From: Mark Goodge (no email)
Date: Tue Jul 01 2008 - 06:06:03 EDT
Nicolas Letellier wrote:
> On Tue, 01 Jul 2008 10:42:02 +0100
> Mark Goodge <> wrote:
>
>> No. The server that has the mail rejected sends the mail. Consider this
>> sequence of events:
>>
>> 1. User sends mail out via server A.
>>
>> 2. Server A contacts server B to pass the message on.
>>
>> 3. Server B accepts the mail.
>>
>> 4. Server B contacts server C to pass the message on.
>>
>> 5. Server C rejects the mail.
>>
>> 6. Server B emails the sender to say that the mail was rejected by C.
>>
>> You only need to worry about this if you manage server B (as it makes
>> you a potential source of backscatter). If you manage server C, then all
>> you need to do is reject mail you don't want.
>
> I manage server B (backupmx). Server C is not mine.
> The problem is:
>
> 1. User sends mail out via server A to an non existent recipient like 4-ygbG5_yg> 2. Server B checks the recipient and see it does not exists in recipient_maps (so it does not relay it to server C). The mail is rejected.
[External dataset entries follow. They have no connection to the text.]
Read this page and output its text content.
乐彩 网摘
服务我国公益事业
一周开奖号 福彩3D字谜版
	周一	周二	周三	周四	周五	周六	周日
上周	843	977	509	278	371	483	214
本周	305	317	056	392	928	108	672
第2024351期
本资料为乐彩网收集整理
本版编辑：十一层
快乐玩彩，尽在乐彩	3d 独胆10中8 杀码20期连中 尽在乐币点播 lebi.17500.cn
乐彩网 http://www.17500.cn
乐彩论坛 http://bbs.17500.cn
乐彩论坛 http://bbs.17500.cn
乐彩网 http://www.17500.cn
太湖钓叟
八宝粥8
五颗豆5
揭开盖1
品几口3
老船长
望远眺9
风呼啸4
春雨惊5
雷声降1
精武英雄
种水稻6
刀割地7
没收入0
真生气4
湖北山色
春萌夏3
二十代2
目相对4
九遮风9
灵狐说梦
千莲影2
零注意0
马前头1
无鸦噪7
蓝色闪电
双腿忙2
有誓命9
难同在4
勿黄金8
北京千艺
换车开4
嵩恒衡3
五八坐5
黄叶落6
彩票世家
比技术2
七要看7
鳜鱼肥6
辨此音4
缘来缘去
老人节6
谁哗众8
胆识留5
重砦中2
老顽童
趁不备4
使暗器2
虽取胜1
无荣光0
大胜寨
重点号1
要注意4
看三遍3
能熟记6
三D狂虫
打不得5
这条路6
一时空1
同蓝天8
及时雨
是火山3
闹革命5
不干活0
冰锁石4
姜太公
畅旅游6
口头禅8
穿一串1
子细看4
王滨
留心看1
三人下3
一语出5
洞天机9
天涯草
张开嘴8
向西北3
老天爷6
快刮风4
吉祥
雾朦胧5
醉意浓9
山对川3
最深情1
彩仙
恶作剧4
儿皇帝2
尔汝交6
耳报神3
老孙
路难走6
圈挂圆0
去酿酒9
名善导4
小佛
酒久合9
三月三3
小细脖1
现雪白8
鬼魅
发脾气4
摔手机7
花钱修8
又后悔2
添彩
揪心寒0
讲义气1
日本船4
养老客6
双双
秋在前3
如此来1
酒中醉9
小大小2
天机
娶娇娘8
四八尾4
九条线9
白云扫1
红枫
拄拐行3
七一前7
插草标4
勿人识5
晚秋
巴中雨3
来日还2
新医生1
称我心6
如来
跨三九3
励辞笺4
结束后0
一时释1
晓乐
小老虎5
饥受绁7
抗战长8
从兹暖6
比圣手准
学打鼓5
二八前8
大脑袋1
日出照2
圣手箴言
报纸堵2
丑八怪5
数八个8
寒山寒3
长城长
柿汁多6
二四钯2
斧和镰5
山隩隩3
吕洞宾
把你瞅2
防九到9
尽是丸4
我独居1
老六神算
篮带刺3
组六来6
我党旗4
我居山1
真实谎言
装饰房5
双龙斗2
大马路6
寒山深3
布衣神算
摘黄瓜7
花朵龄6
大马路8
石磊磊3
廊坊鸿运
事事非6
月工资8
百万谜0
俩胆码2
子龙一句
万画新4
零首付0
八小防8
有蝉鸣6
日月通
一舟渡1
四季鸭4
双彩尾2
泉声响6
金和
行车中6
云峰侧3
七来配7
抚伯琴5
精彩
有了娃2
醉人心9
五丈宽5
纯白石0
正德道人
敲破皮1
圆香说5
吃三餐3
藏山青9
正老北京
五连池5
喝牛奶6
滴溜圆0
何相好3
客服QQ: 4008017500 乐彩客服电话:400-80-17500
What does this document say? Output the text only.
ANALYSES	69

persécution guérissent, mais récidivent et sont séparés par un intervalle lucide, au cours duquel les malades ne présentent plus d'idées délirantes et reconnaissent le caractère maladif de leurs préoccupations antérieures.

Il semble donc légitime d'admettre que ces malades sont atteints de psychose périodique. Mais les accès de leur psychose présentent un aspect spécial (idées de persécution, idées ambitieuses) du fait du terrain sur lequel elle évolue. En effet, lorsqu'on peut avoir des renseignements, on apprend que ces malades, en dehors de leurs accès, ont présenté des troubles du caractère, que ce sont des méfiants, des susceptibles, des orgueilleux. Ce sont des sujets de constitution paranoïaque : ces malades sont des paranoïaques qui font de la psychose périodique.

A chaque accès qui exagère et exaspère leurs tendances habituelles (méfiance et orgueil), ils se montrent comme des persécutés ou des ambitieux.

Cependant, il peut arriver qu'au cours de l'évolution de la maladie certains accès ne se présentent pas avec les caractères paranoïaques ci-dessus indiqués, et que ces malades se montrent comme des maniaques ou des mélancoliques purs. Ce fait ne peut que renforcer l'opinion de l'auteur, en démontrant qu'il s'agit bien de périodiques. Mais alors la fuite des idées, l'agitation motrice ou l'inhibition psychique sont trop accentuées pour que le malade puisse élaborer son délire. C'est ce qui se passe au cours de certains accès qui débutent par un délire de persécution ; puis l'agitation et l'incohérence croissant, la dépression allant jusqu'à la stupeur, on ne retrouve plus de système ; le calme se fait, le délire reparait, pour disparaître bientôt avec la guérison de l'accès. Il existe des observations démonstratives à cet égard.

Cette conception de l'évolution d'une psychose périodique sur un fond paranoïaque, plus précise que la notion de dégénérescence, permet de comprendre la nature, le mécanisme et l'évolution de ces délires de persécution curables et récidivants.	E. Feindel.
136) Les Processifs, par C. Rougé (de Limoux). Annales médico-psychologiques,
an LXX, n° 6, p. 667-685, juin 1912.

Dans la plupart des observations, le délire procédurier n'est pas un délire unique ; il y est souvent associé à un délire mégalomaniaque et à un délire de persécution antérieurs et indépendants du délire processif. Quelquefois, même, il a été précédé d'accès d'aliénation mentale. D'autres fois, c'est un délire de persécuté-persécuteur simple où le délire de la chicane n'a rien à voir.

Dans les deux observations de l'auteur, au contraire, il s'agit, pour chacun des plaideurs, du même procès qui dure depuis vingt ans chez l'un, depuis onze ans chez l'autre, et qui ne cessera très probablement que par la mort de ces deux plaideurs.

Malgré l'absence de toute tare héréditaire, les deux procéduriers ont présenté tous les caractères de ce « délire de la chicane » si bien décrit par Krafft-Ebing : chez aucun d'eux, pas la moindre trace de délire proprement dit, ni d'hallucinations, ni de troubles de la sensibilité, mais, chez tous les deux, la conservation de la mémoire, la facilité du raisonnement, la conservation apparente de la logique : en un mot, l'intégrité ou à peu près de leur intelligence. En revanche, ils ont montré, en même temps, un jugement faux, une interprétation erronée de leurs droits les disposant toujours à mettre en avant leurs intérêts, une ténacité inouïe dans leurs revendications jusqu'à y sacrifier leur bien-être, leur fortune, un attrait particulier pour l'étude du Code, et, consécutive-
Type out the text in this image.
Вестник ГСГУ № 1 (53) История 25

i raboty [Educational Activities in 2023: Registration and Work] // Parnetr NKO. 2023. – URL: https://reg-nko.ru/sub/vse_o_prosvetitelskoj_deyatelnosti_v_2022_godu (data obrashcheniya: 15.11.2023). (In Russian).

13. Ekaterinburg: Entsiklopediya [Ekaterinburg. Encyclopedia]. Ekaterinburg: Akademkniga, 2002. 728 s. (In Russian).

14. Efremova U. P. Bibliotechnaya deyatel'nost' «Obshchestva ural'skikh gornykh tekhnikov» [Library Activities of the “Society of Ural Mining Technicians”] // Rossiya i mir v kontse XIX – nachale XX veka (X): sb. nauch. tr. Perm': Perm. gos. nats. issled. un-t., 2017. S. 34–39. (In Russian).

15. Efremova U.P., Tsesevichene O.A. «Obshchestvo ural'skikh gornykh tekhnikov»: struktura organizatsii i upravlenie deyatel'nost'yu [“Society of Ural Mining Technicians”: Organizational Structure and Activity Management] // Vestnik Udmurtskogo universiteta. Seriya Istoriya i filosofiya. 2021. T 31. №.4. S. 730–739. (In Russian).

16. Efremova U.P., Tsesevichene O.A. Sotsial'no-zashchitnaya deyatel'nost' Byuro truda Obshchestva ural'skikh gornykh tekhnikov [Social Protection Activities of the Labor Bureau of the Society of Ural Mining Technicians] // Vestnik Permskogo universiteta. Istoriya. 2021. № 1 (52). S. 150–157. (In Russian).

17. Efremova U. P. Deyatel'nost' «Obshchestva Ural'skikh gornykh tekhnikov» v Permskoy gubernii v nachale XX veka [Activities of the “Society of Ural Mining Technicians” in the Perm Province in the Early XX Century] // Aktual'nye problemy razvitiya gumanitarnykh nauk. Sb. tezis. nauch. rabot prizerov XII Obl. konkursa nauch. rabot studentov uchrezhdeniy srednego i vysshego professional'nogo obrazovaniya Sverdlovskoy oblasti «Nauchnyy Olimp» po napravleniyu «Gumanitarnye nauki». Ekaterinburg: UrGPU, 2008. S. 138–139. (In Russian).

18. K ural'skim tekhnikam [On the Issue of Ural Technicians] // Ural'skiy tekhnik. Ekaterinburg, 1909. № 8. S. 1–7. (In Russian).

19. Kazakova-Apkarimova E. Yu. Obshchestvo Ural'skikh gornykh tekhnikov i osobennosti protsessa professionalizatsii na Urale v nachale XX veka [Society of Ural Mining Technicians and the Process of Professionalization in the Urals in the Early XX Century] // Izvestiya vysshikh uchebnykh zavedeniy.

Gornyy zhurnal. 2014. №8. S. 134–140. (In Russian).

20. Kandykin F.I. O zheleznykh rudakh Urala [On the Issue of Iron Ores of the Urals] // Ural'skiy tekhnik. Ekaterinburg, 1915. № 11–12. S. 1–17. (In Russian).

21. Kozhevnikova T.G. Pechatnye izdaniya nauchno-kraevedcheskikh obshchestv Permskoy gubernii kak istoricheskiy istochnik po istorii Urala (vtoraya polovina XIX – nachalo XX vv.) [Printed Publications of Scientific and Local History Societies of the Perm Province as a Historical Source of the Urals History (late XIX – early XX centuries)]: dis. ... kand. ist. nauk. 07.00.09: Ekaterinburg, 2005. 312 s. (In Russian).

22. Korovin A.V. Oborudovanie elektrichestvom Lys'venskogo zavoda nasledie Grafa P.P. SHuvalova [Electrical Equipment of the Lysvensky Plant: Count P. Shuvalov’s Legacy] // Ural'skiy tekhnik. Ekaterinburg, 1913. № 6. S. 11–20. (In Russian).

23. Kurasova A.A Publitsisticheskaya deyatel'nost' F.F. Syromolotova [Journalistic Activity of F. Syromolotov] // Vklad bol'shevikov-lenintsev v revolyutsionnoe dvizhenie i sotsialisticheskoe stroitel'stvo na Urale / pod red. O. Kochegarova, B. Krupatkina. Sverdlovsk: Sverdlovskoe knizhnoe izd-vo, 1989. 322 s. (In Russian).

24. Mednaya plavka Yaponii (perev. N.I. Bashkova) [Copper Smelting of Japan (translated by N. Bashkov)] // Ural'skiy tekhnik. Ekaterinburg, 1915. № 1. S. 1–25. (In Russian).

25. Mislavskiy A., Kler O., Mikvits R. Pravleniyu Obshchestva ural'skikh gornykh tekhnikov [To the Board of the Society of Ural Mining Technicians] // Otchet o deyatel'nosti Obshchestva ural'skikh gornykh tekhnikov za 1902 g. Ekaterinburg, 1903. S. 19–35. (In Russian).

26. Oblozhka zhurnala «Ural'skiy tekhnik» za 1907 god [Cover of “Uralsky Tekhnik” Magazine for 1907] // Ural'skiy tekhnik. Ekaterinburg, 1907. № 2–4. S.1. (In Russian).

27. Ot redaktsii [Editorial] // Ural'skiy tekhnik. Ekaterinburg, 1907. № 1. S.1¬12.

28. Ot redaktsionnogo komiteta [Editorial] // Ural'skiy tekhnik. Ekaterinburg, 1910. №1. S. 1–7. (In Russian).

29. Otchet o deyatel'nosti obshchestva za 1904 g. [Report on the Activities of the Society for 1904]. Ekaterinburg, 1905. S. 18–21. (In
> 3. Is server B send an email to User to inform him that his email has not been received (because of a bad recipient) ?
No. In this case, server A will send the email, because it will not get
to step 3 in my sequence above. Instead, you have this:
1. User sends mail out via server A.
2. Server A contacts server B to pass the message on.
3. Server B rejects the mail.
4. Server A emails the sender to say that the mail was rejected by C.